Escanaba: Someplace special
ESCANABA – This year Escanaba will be celebrating its 150th birthday. With that in mind I have been working on a new book that tells the story of Escanaba’s early years in the 1860s, 1870s and early 1880s. This is the first new book to be written about Escanaba’s early history in the last 50 years.
There are at least three things about Escanaba in its pioneer years that made it a special place. First and foremost, there was the commercial waterfront. This waterfront was dominated by its great ore docks. From the beginning these ore docks were the largest in the world. To keep them operating efficiently the company that built and operated them, the dynamic Chicago and Northwestern Railroad, constructed engineering shops and a large railroad yard that rivaled the docks as state-of-the art facilities.
So here you had in the far northern precincts of the state of Michigan and the United States of America a business in a small town that was as advanced in technology and organization as any business that you could find in the country and even the world.
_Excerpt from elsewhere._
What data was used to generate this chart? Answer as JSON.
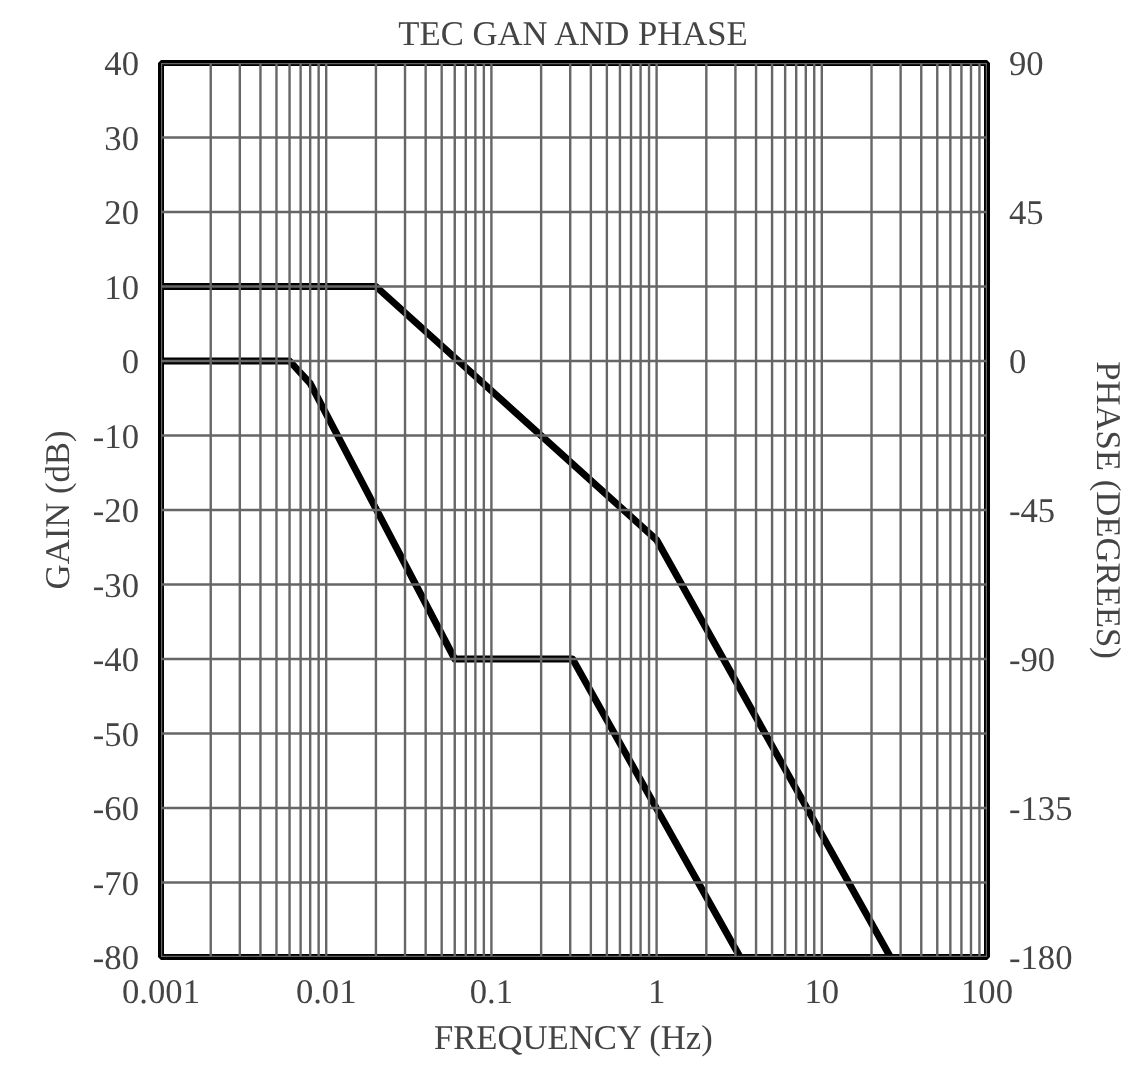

Interestingly, though, if you had visited Escanaba during this time, the progressive aspects of the town might not have been noticed. How could you with all those taverns lined up along Ludington Street – not to mention a few discreet bagnios that might have been tucked away here and there. This was a pioneer town, after all, with many more men than women, and communities of this sort tend to be a little on the wild side socially.
If a visitor had looked a little harder, though, he would have also seen strong signs of a more mature and long-lasting community gradually emerging as well. These signs included the village’s first schools, several churches like St. Joseph Catholic, First Presbyterian, and not one but two Methodist churches.
Also, the town had as dynamic and varied a group of merchants as you could find anywhere. Here is one indication of how remarkable these merchants would become: in 1890 Escanaba was only the sixth largest town in the Upper Peninsula, but it did more business than any other community in the entire peninsula.
When you combine all these special characteristics of pioneer Escanaba along with its varied groups of people coming from Ireland, Germany, Canada, Sweden, Norway and other places, you have the makings of a very interesting history.